If two of the $13$ members of a computer programming team refuse to work together, how many groups of seven can be chosen to work on a project?

Question

How is this calculated? I know a possible way to calculate it would be to find the total number of combinations and subtract the number of combinations with only the two people in the group. None of the solutions I found are convincing. Please help!

Answer 1

The number of groups of $7$ where the two members in question work together is $\binom{11}{5}$. (This is the number of ways to choose 5 of the remaining 11 team members to work together with the two problematic team members, forming a group of 7.) Thus the number of acceptable groups of $7$ is $\binom{13}{7} - \binom{11}{5}$.

Answer 2

The total number of ways to choose the seven member is $\binom{13}{7}$. Let's count the combinations that we DON'T want, namely, that the two people are working together. If the two people are on the project, there are another 5 people needed to be chosen from the remaining 11 people, or $\binom{11}{5}$. So your answer is these two combinations subtracted from the other.

Answer 3

But, how can we take out a group of five people from a group of seven people? That's the thing driving me crazy.

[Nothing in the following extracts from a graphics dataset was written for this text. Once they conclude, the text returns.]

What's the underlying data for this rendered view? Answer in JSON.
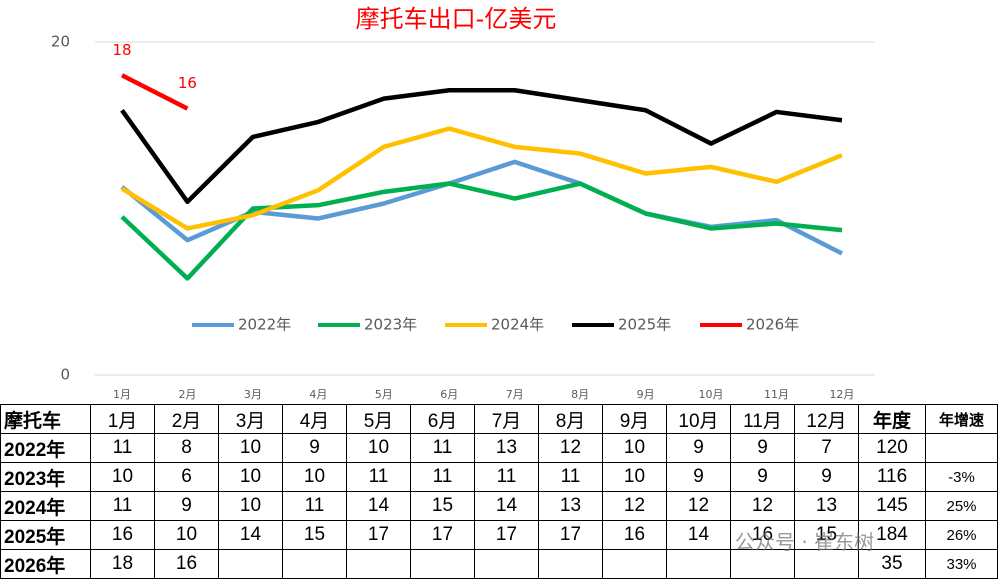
{
  "chart_data": {
    "type": "line",
    "title": "摩托车出口-亿美元",
    "categories": [
      "1月",
      "2月",
      "3月",
      "4月",
      "5月",
      "6月",
      "7月",
      "8月",
      "9月",
      "10月",
      "11月",
      "12月"
    ],
    "ylim": [
      0,
      20
    ],
    "yticks": [
      0,
      20
    ],
    "grid": true,
    "legend": "bottom",
    "series": [
      {
        "name": "2022年",
        "color": "#5b9bd5",
        "values": [
          11.3,
          8.1,
          9.8,
          9.4,
          10.3,
          11.5,
          12.8,
          11.5,
          9.7,
          8.9,
          9.3,
          7.3
        ]
      },
      {
        "name": "2023年",
        "color": "#00b050",
        "values": [
          9.5,
          5.8,
          10.0,
          10.2,
          11.0,
          11.5,
          10.6,
          11.5,
          9.7,
          8.8,
          9.1,
          8.7
        ]
      },
      {
        "name": "2024年",
        "color": "#ffc000",
        "values": [
          11.2,
          8.8,
          9.6,
          11.1,
          13.7,
          14.8,
          13.7,
          13.3,
          12.1,
          12.5,
          11.6,
          13.2
        ]
      },
      {
        "name": "2025年",
        "color": "#000000",
        "values": [
          15.9,
          10.4,
          14.3,
          15.2,
          16.6,
          17.1,
          17.1,
          16.5,
          15.9,
          13.9,
          15.8,
          15.3
        ]
      },
      {
        "name": "2026年",
        "color": "#ff0000",
        "show_labels": true,
        "values": [
          18,
          16,
          null,
          null,
          null,
          null,
          null,
          null,
          null,
          null,
          null,
          null
        ]
      }
    ]
  },
  "table": {
    "header": [
      "摩托车",
      "1月",
      "2月",
      "3月",
      "4月",
      "5月",
      "6月",
      "7月",
      "8月",
      "9月",
      "10月",
      "11月",
      "12月",
      "年度",
      "年增速"
    ],
    "rows": [
      [
        "2022年",
        11,
        8,
        10,
        9,
        10,
        11,
        13,
        12,
        10,
        9,
        9,
        7,
        120,
        null
      ],
      [
        "2023年",
        10,
        6,
        10,
        10,
        11,
        11,
        11,
        11,
        10,
        9,
        9,
        9,
        116,
        "-3%"
      ],
      [
        "2024年",
        11,
        9,
        10,
        11,
        14,
        15,
        14,
        13,
        12,
        12,
        12,
        13,
        145,
        "25%"
      ],
      [
        "2025年",
        16,
        10,
        14,
        15,
        17,
        17,
        17,
        17,
        16,
        14,
        16,
        15,
        184,
        "26%"
      ],
      [
        "2026年",
        18,
        16,
        null,
        null,
        null,
        null,
        null,
        null,
        null,
        null,
        null,
        null,
        35,
        "33%"
      ]
    ]
  },
  "watermark": "公众号 · 崔东树"
}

I read your words as: You interpreted the symbol $\Large{11\choose 5}$ as: the result is a group of five people. This is wrong, as @N. F. Taussig pointed out in the comment that is a shorthand of

$${2\choose2}\cdot{11\choose5}=1\cdot{11\choose5}={11\choose5},$$

you should find that the first in the above has two numbers added up to $7$. When solving a combinatorics problem I would recommend you first write down each step you're doing clearly, e.g. the steps for the above is:

$$\textrm{(choose the two who fight into a group)}\cdot\textrm{(choose the other five people to join them)}.$$

Answer 4

Method 1: A direct count.

A group formed without the two team members who refuse to work together must contain neither of them or exactly one of them.

Neither of the two team members who refuse to work together is selected: Then seven of the remaining $13 - 2 = 11$ team members must be selected, which can be done in $$\binom{2}{0}\binom{11}{7}$$ ways.

Exactly one of the two team members who refuse to work together is selected: We must select one of the two team members who refuse to work together and six of the remaining eleven team members, which can be done in $$\binom{2}{1}\binom{11}{6}$$ ways.

Total: Since the two cases are mutually exclusive and exhaustive, the number of ways a group of seven team members can be selected if two of the team members refuse to work together is $$\binom{2}{0}\binom{11}{7} + \binom{2}{1}\binom{11}{6}$$

Method 2: An indirect count.

There are $$\binom{13}{7}$$ ways to select a group of seven of the thirteen team members. From these, we must subtract those selections that include both of the team members who refuse to work together.

If both team members who refuse to work together were selected, we would also have to select five of the other team members to complete the group, which can be done in $$\binom{2}{2}\binom{11}{5}$$ ways.

Hence, the number of ways seven team members can be selected for the project if two of the team members refuse to work together is $$\binom{13}{7} - \binom{2}{2}\binom{11}{5}$$